Who should self-isolate?

Everyone who shows coronavirus symptoms - a fever of above 37.8C, a persistent cough or breathing problem - and everyone who lives in the same house or flat as someone with symptoms.

  • If you live alone, you must stay at home for seven days from the day symptoms start
  • If you or someone you live with has symptoms, then the entire household needs to isolate for 14 days from the day they start
  • Anyone in the household who starts displaying new symptoms during the 14-day period will need to stay at home for seven more days, regardless of how long they have already been isolated

The person with the symptoms should stay in a well-ventilated room with a window that can be opened, and keep away from other people in the home.

People are being advised not to ring NHS 111 or their GP to report their symptoms unless they are worried.

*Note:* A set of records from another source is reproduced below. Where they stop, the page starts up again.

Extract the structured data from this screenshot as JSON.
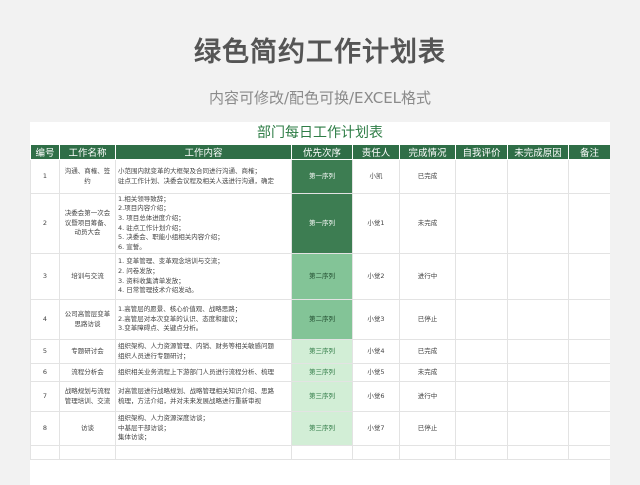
{
  "title": "绿色简约工作计划表",
  "subtitle": "内容可修改/配色可换/EXCEL格式",
  "sheet_title": "部门每日工作计划表",
  "headers": [
    "编号",
    "工作名称",
    "工作内容",
    "优先次序",
    "责任人",
    "完成情况",
    "自我评价",
    "未完成原因",
    "备注"
  ],
  "colors": {
    "header": "#2f6e47",
    "priority1": "#3d7d52",
    "priority2": "#83c497",
    "priority3": "#d2eed6"
  },
  "rows": [
    {
      "id": "1",
      "name": [
        "沟通、商榷、签",
        "约"
      ],
      "content": [
        "小范围内就变革的大框架及合同进行沟通、商榷；",
        "驻点工作计划、决委会议程及相关人选进行沟通，确定"
      ],
      "priority": "第一序列",
      "plevel": 1,
      "owner": "小凯",
      "status": "已完成",
      "h": 34
    },
    {
      "id": "2",
      "name": [
        "决委会第一次会",
        "议暨项目筹备、",
        "动员大会"
      ],
      "content": [
        "1.相关领导致辞；",
        "2.项目内容介绍；",
        "3. 项目总体进度介绍；",
        "4. 驻点工作计划介绍；",
        "5. 决委会、职能小组相关内容介绍；",
        "6. 宣誓。"
      ],
      "priority": "第一序列",
      "plevel": 1,
      "owner": "小觉1",
      "status": "未完成",
      "h": 60
    },
    {
      "id": "3",
      "name": [
        "培训与交流"
      ],
      "content": [
        "1. 变革管理、变革观念培训与交流；",
        "2. 问卷发放；",
        "3. 资料收集清单发放；",
        "4. 日常管理技术介绍发动。"
      ],
      "priority": "第二序列",
      "plevel": 2,
      "owner": "小觉2",
      "status": "进行中",
      "h": 46
    },
    {
      "id": "4",
      "name": [
        "公司高管层变革",
        "思路访谈"
      ],
      "content": [
        "1.高管层的愿景、核心价值观、战略思路；",
        "2.高管层对本次变革的认识、态度和建议；",
        "3.变革障碍点、关键点分析。"
      ],
      "priority": "第二序列",
      "plevel": 2,
      "owner": "小觉3",
      "status": "已停止",
      "h": 40
    },
    {
      "id": "5",
      "name": [
        "专题研讨会"
      ],
      "content": [
        "组织架构、人力资源管理、内销、财务等相关敏感问题",
        "组织人员进行专题研讨；"
      ],
      "priority": "第三序列",
      "plevel": 3,
      "owner": "小觉4",
      "status": "已完成",
      "h": 24
    },
    {
      "id": "6",
      "name": [
        "流程分析会"
      ],
      "content": [
        "组织相关业务流程上下游部门人员进行流程分析、梳理"
      ],
      "priority": "第三序列",
      "plevel": 3,
      "owner": "小觉5",
      "status": "未完成",
      "h": 18
    },
    {
      "id": "7",
      "name": [
        "战略规划与流程",
        "管理培训、交流"
      ],
      "content": [
        "对高管层进行战略规划、战略管理相关知识介绍、思路",
        "梳理，方法介绍，并对未来发展战略进行重新审视"
      ],
      "priority": "第三序列",
      "plevel": 3,
      "owner": "小觉6",
      "status": "进行中",
      "h": 30
    },
    {
      "id": "8",
      "name": [
        "访谈"
      ],
      "content": [
        "组织架构、人力资源深度访谈；",
        "中基层干部访谈；",
        "集体访谈；"
      ],
      "priority": "第三序列",
      "plevel": 3,
      "owner": "小觉7",
      "status": "已停止",
      "h": 34
    },
    {
      "id": "",
      "name": [
        ""
      ],
      "content": [
        ""
      ],
      "priority": "",
      "plevel": 0,
      "owner": "",
      "status": "",
      "h": 14
    }
  ]
}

Who else should self-isolate?

People with very serious health conditions need to be shielded from the virus for about 12 weeks, using special isolation and precaution measures to be announced soon. This group includes:

  • Cancer patients undergoing chemotherapy or radiotherapy
  • Transplant patients
  • People with severe diseases or on dialysis
  • People with cystic fibrosis or severe asthma

What happens if you have a vulnerable person living with you during self-isolation?

You should keep at least 2m away from a vulnerable person (such as pregnant women, the elderly or those with an underlying health condition) during any period of isolation, according to PHE.

Limit time spent together in shared spaces, like kitchens, and keep all rooms well-ventilated. If they can, the vulnerable person should take their meals back to their room to eat.

A vulnerable person should also use separate towels from the rest of the household. If possible, they should use a separate bathroom. If that is not possible, the bathroom should be cleaned every time it's used (for example, wiping surfaces with which you have come into contact).

People living with someone in isolation should wash their hands often, using soap and water for at least 20 seconds - especially after coming into contact with them.

Personal waste (like tissues) should be double-bagged and put aside for 72 hours before being put in your outside bin.

Will I still get paid?

Workers will get statutory sick pay from the first day off work, not the fourth, to help contain coronavirus, the prime minister has said.

This means that people who have to self-isolate or who are ill would get an extra £40 to cover the first four days. This would take it up to its usual rate of £94.25 per week.

Many casual or agency workers may also be entitled to sick pay but self-employed people are not. Citizens Advice says people on zero-hours contracts can still get sick pay and should ask their employer.

In the meantime, the government says you can claim universal credit or employment and support allowance if you're prevented from working for public health reasons.

If you need to care for a relative or your child's school is closed and you need to look after them at short notice, your employer must give you time off, but it may be unpaid.